TEHNOBIT CEO Alexander Peresichan reminded that the market often follows the adage “buy on rumors, sell on facts.” This pattern proved relevant for the halving and the start of BTC-ETF trading. The expert did not rule out its repetition with Ethereum following the launch of exchange-traded funds based on the asset.

Peresichan emphasized that a less optimistic market environment compared to the beginning of the year increases the likelihood of such a scenario. This is due to the persistently high key rate, which the Federal Reserve has not yet decided to lower due to high inflation, he explained.

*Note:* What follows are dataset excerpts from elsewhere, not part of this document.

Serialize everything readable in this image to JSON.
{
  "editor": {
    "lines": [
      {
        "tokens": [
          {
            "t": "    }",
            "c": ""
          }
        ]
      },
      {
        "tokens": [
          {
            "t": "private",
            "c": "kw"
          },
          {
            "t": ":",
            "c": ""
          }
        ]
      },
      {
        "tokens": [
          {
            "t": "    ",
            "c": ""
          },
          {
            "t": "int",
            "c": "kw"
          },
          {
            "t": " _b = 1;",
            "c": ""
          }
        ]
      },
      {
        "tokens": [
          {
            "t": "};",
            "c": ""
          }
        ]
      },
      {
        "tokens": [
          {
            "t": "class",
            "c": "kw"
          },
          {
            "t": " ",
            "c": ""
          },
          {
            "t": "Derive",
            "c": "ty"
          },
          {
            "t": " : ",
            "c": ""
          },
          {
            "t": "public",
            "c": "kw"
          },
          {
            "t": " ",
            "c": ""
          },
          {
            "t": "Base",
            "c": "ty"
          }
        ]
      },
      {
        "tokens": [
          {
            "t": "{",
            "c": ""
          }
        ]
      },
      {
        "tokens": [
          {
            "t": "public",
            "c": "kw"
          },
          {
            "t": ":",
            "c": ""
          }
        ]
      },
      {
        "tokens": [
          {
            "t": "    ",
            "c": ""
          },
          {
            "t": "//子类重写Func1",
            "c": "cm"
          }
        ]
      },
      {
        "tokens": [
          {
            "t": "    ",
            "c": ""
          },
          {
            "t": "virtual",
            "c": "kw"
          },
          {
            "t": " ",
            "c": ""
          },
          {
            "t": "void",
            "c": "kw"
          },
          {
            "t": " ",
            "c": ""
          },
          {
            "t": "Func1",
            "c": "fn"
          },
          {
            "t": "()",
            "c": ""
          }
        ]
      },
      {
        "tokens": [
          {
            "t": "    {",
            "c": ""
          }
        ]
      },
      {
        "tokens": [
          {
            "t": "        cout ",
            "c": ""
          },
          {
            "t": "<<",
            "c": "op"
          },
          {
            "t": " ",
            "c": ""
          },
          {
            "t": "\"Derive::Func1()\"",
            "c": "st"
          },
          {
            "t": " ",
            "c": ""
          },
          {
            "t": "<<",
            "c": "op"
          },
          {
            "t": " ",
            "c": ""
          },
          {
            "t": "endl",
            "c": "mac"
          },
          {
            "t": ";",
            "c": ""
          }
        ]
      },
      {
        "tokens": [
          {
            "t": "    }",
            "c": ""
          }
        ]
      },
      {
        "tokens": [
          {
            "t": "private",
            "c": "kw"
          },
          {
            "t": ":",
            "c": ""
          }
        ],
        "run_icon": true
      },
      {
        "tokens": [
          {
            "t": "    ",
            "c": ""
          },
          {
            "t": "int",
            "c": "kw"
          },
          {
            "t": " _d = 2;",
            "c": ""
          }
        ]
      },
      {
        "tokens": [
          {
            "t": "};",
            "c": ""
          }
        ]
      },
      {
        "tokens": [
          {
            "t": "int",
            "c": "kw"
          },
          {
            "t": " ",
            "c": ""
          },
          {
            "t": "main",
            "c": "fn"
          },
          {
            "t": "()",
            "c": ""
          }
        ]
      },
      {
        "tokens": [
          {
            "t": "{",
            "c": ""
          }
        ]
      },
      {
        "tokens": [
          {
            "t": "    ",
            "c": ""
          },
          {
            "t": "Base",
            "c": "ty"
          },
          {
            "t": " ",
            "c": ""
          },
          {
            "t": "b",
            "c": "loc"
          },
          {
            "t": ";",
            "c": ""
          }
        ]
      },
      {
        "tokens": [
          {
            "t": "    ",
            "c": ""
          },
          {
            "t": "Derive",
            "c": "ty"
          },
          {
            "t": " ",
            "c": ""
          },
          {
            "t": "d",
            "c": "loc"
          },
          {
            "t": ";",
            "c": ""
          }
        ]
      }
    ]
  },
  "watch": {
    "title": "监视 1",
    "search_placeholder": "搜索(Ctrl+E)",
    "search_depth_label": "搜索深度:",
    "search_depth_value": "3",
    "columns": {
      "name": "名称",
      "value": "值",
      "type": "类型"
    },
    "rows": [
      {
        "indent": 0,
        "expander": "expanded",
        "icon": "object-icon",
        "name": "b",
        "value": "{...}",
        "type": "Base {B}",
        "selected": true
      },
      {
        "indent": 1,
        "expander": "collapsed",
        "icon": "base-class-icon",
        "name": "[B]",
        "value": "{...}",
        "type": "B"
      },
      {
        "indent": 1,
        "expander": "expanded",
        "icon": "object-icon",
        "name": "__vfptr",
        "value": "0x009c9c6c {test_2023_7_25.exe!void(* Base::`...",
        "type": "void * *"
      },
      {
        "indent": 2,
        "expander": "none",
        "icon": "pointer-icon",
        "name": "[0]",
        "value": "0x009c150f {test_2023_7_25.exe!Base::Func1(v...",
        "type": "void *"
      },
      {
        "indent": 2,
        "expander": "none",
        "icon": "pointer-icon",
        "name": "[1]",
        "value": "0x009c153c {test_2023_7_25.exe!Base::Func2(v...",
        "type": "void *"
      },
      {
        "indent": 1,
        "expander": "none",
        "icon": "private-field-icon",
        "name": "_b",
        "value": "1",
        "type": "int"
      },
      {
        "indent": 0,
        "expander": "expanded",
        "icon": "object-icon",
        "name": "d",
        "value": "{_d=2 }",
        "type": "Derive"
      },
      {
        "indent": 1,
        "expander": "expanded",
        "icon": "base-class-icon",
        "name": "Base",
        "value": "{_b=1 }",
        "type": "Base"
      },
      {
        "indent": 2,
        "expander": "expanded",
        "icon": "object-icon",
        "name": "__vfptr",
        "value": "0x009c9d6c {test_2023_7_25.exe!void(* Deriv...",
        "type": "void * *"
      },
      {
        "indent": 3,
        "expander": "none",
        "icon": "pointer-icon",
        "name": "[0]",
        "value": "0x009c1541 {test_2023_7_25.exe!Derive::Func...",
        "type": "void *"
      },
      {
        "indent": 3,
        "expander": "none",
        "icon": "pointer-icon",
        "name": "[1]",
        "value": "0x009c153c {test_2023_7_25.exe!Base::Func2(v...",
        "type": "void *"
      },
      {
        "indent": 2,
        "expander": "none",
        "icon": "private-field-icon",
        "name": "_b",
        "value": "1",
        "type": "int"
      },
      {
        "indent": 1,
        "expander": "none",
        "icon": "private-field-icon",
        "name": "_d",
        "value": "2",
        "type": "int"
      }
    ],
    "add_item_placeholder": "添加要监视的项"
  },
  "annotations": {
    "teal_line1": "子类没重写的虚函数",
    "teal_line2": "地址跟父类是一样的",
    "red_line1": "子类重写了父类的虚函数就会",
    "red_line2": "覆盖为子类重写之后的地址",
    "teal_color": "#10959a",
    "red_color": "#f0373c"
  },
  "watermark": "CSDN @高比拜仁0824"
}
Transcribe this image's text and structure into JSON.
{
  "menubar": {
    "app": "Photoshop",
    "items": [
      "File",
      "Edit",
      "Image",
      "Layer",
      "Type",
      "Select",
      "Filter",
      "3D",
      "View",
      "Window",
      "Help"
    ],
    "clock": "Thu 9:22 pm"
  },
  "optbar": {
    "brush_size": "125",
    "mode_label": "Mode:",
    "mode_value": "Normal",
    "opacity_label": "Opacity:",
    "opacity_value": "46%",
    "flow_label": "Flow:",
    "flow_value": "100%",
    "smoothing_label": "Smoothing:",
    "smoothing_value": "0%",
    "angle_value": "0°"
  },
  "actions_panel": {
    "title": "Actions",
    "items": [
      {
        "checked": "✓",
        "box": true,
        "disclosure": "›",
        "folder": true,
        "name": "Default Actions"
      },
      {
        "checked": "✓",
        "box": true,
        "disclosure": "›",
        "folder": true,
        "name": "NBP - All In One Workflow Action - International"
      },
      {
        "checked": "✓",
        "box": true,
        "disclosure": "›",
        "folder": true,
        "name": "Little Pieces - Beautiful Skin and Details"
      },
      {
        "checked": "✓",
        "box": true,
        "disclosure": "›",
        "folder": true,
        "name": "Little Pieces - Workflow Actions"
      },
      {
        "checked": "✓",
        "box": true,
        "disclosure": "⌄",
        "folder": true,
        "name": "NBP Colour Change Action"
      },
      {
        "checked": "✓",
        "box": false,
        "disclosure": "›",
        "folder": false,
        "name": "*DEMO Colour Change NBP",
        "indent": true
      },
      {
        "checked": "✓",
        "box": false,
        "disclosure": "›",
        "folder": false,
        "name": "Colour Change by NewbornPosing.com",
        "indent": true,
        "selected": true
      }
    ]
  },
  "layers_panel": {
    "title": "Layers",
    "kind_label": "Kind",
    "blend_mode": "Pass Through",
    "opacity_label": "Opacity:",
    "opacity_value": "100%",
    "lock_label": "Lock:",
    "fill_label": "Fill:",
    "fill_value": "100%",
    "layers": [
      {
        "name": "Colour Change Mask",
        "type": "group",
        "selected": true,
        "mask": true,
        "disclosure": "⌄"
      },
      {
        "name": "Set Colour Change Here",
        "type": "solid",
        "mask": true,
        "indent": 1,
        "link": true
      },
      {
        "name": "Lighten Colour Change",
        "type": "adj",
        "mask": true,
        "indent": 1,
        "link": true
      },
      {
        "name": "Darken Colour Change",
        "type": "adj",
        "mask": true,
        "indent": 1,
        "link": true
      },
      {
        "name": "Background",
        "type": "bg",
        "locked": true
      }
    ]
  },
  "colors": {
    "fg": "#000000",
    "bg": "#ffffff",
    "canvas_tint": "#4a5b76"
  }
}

“In the medium and long term, the launch of ETH-ETF will support Ethereum’s rate, as it will open direct access to the asset for institutional capital,” noted the top manager.

The TEHNOBIT CEO does not expect a frenzy around the instrument, estimating inflows in the first ten days at $300-700 million (compared to ~$1 billion for BTC-ETF in the same period). Peresichan attributed this assessment to the market situation and macroeconomic climate, as well as the fact that this is not the first spot crypto-ETF.

The expert doubted the emergence of new similar products in the near future due to the not entirely defined regulatory status of digital assets.

“The SEC has a clear position only on Bitcoin, which it has never called a security. Clarity on Ethereum has only recently emerged […]. As for other altcoins, there is still no regulatory certainty. Institutions preferring a more conservative market strategy may view this as additional risks,” concluded the specialist. 

Earlier, Standard Chartered’s head of research Geoffrey Kendrick suggested a new phase for exchange-traded funds in 2025. In his view, SOL and XRP are next in line. Geraci predicted the emergence of ETFs based on Bitcoin, Ethereum, and Solana in the “coming months.”

On July 8, Cboe BZX filed a 19b-4 form for 21Shares Core Solana ETF and VanEck Solana Trust. Balchunas believes the SEC could register the instrument by mid-March 2025.